8 heures. Catherine surveille
l'entrée des élèves au côté d'un CPE. Les mômes papotent sous
le préau. Un petit brun au visage grave dit bonjour, un lourd
cartable à la main. «Celui-là, on l'a rattrapé de justesse, se
félicite la principale. Malgré de gros problèmes avec la
justice, il a réussi à obtenir son passage en seconde.» Les
retards - 25% il y a trois ans - sont devenus exceptionnels.
Seuls deux ou trois conseils de discipline ont lieu chaque
année, pour une dizaine précédemment. Et le collège ne compte
plus que 1 «décrocheur», pour 6 ou 7 antérieurement. «C'est un
vrai travail d'équipe, insiste Catherine, assise dans son
vaste bureau où adjoint, profs, élèves et parents viennent
continuellement l'interrompre. Nous tenons tous le même
discours.» Ce qui, de fait, est encore la meilleure façon
d'éduquer. Rétive comme un petit animal traqué, Laurence, 15
ans, raconte du bout des lèvres qu'elle «a tapé un prof» dans
son précédent collège. Qu'ici, «il y a moins de racaille».

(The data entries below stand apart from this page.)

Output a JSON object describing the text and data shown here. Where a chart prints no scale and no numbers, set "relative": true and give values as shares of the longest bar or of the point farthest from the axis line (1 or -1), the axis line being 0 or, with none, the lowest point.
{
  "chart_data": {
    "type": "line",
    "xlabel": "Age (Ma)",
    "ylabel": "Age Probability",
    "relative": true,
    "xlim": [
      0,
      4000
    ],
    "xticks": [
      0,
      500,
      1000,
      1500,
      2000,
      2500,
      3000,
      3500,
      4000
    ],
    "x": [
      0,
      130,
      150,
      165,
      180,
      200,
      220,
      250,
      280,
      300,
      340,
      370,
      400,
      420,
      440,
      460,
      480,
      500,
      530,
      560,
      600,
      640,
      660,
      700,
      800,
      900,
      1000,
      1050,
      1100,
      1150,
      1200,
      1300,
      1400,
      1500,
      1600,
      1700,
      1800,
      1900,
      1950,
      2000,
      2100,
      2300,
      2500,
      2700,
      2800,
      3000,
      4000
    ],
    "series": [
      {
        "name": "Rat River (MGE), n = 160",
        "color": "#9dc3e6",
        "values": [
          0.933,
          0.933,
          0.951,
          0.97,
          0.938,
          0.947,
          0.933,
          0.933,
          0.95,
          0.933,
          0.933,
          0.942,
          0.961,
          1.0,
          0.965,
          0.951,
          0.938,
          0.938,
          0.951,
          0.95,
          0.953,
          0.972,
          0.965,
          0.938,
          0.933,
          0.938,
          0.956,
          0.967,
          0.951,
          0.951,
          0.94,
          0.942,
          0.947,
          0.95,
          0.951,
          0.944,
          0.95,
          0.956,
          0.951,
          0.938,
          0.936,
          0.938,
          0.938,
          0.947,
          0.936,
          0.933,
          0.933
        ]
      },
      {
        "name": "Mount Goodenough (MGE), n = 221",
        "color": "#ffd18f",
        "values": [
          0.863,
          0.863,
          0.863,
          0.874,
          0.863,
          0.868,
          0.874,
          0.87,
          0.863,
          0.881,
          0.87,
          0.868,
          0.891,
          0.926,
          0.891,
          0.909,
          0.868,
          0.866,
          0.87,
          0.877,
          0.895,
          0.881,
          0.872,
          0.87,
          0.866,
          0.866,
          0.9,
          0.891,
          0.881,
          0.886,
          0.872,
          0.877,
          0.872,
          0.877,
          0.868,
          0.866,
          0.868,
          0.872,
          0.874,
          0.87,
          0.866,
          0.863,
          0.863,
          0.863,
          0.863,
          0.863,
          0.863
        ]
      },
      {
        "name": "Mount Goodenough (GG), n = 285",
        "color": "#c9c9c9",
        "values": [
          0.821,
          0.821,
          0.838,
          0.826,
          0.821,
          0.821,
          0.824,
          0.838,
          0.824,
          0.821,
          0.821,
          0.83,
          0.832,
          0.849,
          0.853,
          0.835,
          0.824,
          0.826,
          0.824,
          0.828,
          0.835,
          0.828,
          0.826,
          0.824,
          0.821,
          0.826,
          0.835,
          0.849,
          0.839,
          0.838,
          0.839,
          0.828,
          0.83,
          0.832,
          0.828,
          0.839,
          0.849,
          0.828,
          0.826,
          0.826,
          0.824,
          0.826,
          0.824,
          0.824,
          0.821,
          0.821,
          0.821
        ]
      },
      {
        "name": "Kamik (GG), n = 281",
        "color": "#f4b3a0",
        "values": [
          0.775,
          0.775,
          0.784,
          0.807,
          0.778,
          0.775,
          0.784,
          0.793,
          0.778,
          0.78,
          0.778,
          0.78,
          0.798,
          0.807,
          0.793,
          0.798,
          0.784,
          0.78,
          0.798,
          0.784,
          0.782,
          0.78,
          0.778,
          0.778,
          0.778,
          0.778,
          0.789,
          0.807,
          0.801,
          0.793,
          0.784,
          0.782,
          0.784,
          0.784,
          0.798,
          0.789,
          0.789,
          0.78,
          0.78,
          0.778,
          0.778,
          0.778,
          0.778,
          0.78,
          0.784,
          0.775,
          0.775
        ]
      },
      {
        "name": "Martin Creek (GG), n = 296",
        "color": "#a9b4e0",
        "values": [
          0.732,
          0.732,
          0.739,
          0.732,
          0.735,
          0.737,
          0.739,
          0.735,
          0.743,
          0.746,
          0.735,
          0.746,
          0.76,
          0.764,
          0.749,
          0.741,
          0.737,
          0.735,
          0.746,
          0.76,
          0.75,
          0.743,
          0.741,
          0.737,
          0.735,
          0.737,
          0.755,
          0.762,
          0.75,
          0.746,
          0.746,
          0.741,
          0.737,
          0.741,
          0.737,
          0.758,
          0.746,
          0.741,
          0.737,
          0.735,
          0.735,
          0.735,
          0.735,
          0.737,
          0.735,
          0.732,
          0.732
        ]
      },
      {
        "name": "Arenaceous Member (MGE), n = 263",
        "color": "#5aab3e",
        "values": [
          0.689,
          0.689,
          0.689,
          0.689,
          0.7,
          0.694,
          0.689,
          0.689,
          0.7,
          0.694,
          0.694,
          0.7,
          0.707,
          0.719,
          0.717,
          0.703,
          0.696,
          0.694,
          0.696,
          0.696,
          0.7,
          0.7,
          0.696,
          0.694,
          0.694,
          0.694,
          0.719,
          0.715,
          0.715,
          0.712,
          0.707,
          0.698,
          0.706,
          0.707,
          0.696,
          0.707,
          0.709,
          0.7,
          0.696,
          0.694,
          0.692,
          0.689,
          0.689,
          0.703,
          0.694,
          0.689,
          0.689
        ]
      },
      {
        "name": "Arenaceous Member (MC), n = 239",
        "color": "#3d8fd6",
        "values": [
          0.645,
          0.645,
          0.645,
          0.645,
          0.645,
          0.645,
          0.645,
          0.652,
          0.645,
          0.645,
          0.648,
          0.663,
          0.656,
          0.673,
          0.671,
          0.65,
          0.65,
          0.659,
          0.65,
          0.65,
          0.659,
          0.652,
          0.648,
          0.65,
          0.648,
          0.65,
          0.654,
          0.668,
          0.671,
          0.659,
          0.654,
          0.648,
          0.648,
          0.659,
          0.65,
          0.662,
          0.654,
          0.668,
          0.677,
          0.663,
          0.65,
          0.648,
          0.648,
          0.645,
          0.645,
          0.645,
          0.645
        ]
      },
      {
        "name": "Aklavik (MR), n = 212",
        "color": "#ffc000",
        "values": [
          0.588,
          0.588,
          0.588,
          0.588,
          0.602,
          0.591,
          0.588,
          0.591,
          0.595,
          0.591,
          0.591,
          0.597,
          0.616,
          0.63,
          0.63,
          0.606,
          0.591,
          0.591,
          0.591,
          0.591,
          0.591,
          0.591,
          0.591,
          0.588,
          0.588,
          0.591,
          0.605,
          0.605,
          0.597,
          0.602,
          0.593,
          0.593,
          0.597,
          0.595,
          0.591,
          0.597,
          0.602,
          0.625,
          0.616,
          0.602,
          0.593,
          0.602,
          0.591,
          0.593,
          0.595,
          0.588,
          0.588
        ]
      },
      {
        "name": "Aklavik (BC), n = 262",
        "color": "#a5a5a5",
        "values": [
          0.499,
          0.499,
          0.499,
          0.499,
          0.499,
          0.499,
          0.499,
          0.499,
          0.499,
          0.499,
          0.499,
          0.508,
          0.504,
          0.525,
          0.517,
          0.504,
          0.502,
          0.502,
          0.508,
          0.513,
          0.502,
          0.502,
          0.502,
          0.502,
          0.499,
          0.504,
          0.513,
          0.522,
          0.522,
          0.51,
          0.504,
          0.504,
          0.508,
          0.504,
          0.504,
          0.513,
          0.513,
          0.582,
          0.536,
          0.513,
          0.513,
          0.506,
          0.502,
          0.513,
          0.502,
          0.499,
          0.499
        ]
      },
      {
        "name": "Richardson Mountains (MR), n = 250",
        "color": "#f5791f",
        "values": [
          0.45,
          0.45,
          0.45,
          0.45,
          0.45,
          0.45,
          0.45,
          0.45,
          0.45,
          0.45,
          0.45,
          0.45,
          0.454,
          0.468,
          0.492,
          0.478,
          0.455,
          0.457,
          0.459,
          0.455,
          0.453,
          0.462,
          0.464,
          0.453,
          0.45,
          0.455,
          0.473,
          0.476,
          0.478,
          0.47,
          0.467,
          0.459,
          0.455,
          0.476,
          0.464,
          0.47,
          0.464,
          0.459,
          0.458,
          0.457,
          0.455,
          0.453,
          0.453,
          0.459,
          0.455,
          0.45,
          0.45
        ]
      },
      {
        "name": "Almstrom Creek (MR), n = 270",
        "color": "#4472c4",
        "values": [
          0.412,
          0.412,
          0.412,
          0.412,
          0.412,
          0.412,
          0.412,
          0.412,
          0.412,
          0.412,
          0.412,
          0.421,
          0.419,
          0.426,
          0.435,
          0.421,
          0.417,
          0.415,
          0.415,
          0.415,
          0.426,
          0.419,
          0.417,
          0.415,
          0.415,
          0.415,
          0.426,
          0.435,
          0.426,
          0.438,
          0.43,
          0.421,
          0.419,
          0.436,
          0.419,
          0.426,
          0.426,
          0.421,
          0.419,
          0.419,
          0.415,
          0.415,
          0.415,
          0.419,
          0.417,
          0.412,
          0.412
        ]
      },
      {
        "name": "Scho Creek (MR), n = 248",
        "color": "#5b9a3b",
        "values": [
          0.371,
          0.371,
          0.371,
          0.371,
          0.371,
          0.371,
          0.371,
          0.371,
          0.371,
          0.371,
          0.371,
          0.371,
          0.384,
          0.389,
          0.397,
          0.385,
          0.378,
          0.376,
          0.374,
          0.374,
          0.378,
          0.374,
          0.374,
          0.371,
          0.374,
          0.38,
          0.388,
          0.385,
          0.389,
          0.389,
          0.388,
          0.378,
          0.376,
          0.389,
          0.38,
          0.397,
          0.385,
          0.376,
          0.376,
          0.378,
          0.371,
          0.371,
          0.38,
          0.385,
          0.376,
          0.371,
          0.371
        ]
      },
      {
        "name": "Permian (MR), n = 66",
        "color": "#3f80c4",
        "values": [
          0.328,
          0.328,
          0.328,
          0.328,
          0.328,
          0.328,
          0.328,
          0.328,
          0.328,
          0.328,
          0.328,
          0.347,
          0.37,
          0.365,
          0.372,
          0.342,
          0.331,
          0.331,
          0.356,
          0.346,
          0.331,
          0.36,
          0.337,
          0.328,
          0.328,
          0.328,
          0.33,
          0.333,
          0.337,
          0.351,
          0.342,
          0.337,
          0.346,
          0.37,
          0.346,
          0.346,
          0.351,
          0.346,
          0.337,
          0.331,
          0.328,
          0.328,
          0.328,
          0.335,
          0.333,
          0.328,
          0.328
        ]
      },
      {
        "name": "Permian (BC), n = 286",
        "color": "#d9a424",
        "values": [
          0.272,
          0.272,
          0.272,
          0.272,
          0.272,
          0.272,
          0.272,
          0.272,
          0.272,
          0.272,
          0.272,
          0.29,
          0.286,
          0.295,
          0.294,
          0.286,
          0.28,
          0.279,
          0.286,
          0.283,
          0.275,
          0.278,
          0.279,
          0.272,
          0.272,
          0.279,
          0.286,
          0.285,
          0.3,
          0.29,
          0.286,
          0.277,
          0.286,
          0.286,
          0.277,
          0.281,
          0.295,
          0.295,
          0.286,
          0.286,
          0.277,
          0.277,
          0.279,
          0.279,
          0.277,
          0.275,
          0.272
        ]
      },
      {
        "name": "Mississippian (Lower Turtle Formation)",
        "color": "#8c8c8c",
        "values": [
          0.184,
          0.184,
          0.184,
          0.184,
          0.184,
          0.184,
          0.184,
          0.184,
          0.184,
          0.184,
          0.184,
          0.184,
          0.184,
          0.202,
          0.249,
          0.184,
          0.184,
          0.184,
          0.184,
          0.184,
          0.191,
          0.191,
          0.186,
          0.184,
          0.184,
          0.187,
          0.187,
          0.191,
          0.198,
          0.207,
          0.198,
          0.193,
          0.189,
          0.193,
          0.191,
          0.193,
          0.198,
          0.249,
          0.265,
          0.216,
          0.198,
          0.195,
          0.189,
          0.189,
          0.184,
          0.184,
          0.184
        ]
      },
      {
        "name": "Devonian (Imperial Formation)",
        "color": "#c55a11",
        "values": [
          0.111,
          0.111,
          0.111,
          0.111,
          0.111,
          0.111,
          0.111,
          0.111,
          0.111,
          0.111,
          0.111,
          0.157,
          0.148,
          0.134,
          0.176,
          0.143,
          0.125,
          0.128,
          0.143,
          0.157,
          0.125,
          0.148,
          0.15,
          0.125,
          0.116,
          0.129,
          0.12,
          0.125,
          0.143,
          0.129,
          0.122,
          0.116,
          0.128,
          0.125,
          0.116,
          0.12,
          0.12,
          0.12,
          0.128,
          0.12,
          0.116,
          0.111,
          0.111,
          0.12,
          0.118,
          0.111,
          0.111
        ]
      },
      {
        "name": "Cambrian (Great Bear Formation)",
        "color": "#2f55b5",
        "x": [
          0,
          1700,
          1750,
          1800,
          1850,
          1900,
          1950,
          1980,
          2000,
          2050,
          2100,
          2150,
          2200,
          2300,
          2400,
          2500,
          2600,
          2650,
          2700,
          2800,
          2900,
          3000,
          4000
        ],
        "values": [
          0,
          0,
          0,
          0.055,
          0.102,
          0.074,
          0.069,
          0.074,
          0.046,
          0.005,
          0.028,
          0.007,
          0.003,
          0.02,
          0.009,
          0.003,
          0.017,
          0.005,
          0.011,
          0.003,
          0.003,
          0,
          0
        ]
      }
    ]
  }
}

Qu'elle a «compris que c'était pas normal de s'énerver comme
ça en ouvrant un livre de classe». Catherine Bricaud n'est pas
au bout de ses peines: en dépit de sa méthode, le taux de
réussite au brevet n'atteint toujours pas 50%. ZEP ou pas ZEP,
cette principale qui ne doute de rien compte redresser la
barre avec ses quatre classes à projet artistique et culturel,
sa section sport et sa filière européenne.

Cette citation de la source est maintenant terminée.